Some foods, like tomato and onions, can be frozen without blanching but are not visually appetizing after being frozen. You can, however, put them in soups, stews, pasta sauce, and casseroles with no effect on the flavor, and no one will be the wiser. 

Another way to use up vegetables is to cook them into a sauce or sautee them before freezing. You can use extra tomatoes, onion, and garlic for a pasta sauce. Carrots, onions, and green beans can be cooked and frozen together for a chicken soup. 

Canning vegetables

People still use this method to keep vegetables and fruits to enjoy throughout the winter. Canning isn’t difficult, but it does take some time to prepare and process the jars of food. It’s a great way to take advantage of large purchases of tomatoes, squash, corn, carrots, pumpkin, and green beans.  

Drying vegetables

Using a dehydrator or just going the old-fashioned route and putting the vegetables outside to dry is another option for storing vegetables long term.
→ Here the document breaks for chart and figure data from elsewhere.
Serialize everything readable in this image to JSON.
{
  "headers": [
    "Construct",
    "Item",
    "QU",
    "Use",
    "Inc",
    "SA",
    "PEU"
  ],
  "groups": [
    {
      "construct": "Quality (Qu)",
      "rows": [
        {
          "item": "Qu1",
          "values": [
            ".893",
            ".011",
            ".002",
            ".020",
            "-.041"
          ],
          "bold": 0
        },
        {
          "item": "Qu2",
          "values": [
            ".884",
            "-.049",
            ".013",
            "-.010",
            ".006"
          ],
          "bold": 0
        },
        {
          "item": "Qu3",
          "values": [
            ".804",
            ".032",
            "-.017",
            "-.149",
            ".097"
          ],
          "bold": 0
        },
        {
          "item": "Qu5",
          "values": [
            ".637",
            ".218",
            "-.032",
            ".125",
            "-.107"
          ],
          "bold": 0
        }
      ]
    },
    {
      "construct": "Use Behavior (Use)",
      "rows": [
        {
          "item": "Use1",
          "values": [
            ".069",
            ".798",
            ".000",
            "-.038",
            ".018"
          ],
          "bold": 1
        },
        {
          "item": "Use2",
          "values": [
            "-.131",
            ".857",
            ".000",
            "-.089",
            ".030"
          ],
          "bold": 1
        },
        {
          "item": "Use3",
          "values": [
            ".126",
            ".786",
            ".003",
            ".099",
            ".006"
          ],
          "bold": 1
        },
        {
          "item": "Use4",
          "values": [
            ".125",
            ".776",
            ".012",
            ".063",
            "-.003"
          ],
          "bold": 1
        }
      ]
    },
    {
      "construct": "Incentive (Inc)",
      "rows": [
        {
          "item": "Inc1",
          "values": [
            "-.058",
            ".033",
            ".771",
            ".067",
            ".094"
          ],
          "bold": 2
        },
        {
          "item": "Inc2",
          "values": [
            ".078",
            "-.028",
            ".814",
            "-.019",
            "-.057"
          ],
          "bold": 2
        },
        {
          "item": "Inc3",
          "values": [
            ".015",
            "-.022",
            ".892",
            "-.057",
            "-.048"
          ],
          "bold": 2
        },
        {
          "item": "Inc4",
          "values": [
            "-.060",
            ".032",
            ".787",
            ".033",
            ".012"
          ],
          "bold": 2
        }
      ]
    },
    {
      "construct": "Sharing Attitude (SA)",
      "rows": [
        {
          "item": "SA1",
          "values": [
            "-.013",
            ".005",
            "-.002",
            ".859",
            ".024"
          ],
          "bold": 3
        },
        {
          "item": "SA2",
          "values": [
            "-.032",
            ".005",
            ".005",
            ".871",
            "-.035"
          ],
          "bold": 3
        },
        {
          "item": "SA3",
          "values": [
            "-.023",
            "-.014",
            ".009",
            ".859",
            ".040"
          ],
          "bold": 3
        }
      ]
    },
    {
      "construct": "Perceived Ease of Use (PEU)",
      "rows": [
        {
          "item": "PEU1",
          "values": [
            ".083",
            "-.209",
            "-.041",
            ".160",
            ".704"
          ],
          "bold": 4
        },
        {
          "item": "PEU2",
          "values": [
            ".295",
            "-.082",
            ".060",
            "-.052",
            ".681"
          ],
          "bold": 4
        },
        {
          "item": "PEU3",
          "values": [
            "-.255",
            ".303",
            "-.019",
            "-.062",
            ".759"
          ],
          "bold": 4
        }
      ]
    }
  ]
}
You can dry herbs, onions, carrots, potatoes, and mushrooms for use in soups and casseroles. Garlic and onion can be dried and then blended to create garlic powder and onion powder. For optimal preservation, dried vegetables need to be stored in dark, dry areas.

Have a plan for extra veggies

Knowing how to store vegetables properly and save them for later by preserving them is key to keeping your budget and food waste low. Soups, salads, stir-frys, and casseroles are great ways to transform basic veggies into a delicious dinner. It’s also good to have a few go-to recipes that will use up large amounts of vegetables when you find yourself with some wilting produce.